The blog post is awesome. Note that it predates the optimization that you're observing at work. It was implemented in #13567 https://github.com/trinodb/trino/pull/13567, so Trino 394. I am not aware of any changes in this area between 419 and 426.
when I added my own custom metadata handling into hudi connector.
@vburenin https://github.com/vburenin i think we can consider the issue actionable, if there is a problem with vanilla Trino, without any custom modifications. Are you seeing a difference on vanilla Trino Iceberg connector between version 419 and 426? If so, can you please share output of EXPLAIN SELECT .. FROM your_table DATE (day_partition) >= Date_add('day', - 30, CURRENT_DATE) from both these versions?
— Reply to this email directly, view it on GitHub https://github.com/trinodb/trino/issues/19097#issuecomment-1727238888, or unsubscribe https://github.com/notifications/unsubscribe-auth/ABBGHKZ7V3GDWMSUBWBK263X3KTGJANCNFSM6AAAAAA462VSBM . You are receiving this because you were mentioned.Message ID: @.***>
I am certainly mistaken on the version it is introduced, I have dug out a symptom in a combination of hive(to read hudi, i had to mode hive connector)+google sheets connector that lead me to the reproduction of the issue in iceberg, but that is apparently not the root cause. I will update the bug description once I narrow my search down more.
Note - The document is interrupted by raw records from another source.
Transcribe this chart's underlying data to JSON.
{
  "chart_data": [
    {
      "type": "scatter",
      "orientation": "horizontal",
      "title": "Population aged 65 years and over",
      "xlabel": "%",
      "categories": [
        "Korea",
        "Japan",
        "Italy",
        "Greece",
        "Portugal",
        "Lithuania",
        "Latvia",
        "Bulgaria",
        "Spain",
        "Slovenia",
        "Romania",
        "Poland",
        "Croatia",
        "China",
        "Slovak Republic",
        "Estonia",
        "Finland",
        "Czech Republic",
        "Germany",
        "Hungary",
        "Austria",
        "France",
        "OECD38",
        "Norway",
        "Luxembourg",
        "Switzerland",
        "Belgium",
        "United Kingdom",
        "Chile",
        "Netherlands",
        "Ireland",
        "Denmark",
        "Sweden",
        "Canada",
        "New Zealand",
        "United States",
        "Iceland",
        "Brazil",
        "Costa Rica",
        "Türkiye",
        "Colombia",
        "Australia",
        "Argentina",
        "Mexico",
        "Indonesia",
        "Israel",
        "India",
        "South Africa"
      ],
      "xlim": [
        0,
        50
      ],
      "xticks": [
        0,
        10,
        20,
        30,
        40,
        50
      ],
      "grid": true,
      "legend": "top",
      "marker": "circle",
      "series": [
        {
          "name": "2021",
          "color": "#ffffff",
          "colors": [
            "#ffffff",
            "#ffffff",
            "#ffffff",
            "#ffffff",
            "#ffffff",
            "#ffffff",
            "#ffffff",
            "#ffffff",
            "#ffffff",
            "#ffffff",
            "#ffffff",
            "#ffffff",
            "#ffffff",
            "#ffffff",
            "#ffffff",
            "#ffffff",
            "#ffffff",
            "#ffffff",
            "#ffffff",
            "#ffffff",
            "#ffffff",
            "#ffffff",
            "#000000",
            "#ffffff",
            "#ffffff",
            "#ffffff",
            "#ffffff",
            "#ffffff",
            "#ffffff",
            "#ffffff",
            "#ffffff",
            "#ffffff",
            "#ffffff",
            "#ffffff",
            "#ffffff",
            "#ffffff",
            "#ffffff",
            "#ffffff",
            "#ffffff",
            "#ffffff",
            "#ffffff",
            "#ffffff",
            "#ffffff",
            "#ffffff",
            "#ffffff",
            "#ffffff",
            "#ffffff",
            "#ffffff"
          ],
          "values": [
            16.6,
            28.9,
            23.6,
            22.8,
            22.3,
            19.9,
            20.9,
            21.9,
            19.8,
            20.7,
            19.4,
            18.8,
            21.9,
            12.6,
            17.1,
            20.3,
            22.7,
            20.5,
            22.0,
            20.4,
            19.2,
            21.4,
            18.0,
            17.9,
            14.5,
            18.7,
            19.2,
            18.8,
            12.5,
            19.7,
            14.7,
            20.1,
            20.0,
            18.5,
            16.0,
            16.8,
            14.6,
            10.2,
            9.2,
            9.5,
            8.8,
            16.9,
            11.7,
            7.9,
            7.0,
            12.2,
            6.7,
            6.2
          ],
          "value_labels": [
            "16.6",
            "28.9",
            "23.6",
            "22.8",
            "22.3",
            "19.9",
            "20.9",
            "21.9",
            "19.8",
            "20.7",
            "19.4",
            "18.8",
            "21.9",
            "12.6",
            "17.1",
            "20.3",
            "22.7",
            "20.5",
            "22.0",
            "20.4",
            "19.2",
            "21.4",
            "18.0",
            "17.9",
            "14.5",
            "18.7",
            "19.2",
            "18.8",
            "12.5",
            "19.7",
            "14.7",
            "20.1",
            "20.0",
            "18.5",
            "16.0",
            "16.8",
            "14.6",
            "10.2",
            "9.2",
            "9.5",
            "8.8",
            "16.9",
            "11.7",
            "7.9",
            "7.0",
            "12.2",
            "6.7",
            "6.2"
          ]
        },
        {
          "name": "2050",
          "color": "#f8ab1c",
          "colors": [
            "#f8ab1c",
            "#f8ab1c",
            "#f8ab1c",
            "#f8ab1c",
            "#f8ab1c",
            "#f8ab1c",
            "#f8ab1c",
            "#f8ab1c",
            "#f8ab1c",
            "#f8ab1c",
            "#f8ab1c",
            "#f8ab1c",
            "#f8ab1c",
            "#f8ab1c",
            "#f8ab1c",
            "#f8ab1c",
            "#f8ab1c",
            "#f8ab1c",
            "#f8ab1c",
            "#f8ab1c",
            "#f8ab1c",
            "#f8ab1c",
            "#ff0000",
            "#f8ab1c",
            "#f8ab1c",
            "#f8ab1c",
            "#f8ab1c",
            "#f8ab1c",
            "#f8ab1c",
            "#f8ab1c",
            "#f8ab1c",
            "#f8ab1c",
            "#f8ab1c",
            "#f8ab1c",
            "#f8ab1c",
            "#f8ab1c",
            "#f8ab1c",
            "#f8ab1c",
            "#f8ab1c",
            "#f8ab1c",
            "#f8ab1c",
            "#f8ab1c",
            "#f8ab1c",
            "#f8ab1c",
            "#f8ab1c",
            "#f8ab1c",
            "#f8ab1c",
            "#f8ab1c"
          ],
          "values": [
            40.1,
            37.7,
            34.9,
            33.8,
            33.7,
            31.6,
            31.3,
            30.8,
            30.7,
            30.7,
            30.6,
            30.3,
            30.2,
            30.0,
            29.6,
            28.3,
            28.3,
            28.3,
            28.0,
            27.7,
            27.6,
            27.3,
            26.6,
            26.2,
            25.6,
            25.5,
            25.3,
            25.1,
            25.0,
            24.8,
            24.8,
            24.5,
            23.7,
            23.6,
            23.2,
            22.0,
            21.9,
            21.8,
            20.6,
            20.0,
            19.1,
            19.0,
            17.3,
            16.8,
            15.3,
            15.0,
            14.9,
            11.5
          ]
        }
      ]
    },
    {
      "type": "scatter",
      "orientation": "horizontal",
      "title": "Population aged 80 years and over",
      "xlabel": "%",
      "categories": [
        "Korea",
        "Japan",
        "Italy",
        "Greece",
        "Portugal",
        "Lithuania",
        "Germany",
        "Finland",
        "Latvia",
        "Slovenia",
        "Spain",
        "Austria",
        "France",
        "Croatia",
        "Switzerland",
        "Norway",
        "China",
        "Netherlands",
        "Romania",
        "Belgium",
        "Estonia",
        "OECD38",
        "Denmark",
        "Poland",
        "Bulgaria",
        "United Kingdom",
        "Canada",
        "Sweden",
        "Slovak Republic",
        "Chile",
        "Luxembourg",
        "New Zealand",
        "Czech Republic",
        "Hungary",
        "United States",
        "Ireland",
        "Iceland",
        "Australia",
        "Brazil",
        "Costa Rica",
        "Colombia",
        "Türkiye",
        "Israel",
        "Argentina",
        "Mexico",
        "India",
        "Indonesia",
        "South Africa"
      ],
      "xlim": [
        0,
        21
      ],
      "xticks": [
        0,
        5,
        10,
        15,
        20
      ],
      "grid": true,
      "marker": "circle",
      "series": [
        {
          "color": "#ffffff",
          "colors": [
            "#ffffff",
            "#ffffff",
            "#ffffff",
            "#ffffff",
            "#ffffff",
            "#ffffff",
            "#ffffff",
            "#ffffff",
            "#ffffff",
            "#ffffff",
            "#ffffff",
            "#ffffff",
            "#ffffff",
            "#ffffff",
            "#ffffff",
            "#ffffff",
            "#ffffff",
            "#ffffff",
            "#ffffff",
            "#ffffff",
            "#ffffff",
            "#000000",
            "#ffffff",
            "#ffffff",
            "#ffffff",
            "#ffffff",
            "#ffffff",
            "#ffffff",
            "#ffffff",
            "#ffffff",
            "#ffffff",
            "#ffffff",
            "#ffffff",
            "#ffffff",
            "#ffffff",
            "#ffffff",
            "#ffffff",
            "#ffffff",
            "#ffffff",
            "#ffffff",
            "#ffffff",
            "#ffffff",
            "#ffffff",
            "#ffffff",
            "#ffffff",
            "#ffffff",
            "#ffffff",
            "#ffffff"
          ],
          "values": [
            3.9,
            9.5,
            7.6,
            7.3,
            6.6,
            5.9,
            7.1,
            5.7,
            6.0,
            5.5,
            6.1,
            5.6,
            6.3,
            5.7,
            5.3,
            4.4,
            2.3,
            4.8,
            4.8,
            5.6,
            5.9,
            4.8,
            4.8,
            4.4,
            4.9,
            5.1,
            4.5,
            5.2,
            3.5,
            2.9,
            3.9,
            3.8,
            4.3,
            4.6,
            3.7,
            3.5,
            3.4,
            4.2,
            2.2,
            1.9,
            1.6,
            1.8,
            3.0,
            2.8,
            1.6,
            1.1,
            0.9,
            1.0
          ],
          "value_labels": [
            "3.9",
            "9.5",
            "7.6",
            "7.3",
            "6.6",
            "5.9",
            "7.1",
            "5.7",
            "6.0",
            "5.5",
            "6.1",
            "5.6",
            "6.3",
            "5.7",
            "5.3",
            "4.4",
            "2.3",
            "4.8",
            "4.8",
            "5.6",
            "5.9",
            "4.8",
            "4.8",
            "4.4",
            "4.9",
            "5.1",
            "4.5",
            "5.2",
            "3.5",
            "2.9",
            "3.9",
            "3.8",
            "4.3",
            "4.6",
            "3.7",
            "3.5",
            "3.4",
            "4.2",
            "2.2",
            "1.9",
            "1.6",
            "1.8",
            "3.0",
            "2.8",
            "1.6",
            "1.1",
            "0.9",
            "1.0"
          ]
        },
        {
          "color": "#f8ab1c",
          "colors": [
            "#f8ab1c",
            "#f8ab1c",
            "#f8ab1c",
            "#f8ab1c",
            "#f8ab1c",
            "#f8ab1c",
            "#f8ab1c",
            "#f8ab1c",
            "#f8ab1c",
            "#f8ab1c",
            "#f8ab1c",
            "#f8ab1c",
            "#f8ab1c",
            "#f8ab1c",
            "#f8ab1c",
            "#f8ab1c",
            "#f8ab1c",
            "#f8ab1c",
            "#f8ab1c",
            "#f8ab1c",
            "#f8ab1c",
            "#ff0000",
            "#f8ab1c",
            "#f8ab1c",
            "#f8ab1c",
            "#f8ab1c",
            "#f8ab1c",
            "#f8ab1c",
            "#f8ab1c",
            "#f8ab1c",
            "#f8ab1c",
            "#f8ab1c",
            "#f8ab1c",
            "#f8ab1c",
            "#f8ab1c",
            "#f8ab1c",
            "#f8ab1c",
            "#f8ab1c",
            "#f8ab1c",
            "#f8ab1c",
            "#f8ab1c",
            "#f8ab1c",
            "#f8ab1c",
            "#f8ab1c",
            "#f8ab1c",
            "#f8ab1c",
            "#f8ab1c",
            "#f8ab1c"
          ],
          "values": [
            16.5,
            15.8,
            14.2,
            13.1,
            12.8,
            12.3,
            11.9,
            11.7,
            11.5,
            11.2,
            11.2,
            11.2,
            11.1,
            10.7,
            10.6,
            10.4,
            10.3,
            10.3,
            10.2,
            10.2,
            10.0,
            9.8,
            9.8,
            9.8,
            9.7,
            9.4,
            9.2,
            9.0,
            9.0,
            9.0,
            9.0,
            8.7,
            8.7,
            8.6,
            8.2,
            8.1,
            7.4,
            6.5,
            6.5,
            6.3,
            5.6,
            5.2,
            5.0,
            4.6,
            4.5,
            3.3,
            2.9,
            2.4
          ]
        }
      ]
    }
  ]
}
Here is more info from the SQL explain that lead me to believe it is a problem of the predicated:
explain SELECT object_id FROM hudi_data.vburenin_dev.test_hudi WHERE date(day_partition) >= date_add('day', - 30, CURRENT_DATE) group by 1;
On 419 with hive connector and tiny mod to read hudi table:
│ day_partition := day_partition:string:PARTITION_KEY >
│ :: [[2023-08-21], [2023-08-22], [2023-08-23], [2023-08-24], [2023-08-25], [2023-08-26], [2023-08-27], [2023-08-28], [2023-08-29], >
│ created_at := created_at:bigint:REGULAR
On 426:
│ day_partition := day_partition:string:PARTITION_KEY
@vburenin yes this looks like lack of partition pruning for day_partition
in 426.
unfortunately, i don't know much about Hudi. Are you able to repro the problem with Iceberg, Hive or Delta? Then perhaps I might be able to help
if not, let me cc someone more knowledgable about Hudi -- @codope
@findepi on the exactly the same partitioned table, basically a hudi table copy into Iceberg EXPLAIN doesn't look promising:
day_partition := 325:day_partition:varchar >
:: [(<min>, 1), (2022, <max>)] >
Tested on 419 and 426. It appears like Hive connector is better equipped with partition pruning.
UPDATED: I can't use Hive connector anymore to query hudi tables on Trino 426
Updated problem statement.
It appears that there is a big difference in how hive, hudi and iceberg optimizers work. Running this query on the same table represented as hudi table and iceberg table gives very different optimizer output. Tables are partitioned by day_partition field that has a format 2023-09-15.
On 419 with hive connector and tiny mod to read hudi tables:
On 426 with Hudi connector:
On Iceberg for 419 and 426:
This particular behavior greatly affects the cost at the large scale due to more of LIST operations for Hudi and more of GetObject calls.
----------------------------------------------------
Original problem statement: I have a bunch of hudi and iceberg tables partitioned by varchar day_partition field in the following format: 2023-09-19 When I supply this WHERE condition: DATE (day_partition) >= Date_add('day', - 30, CURRENT_DATE) It appears that the filtering predicate is calculated incorrectly as it looks like this:
day_partition := 21:day_partition:varchar :: [(, 1), (2022, )]
The issue happened after Trino 419, I have run my tests on Trino 426.
Initially I spotted it when I noticed that Hudi connector is looking up too many partitions even though they are way out of scope.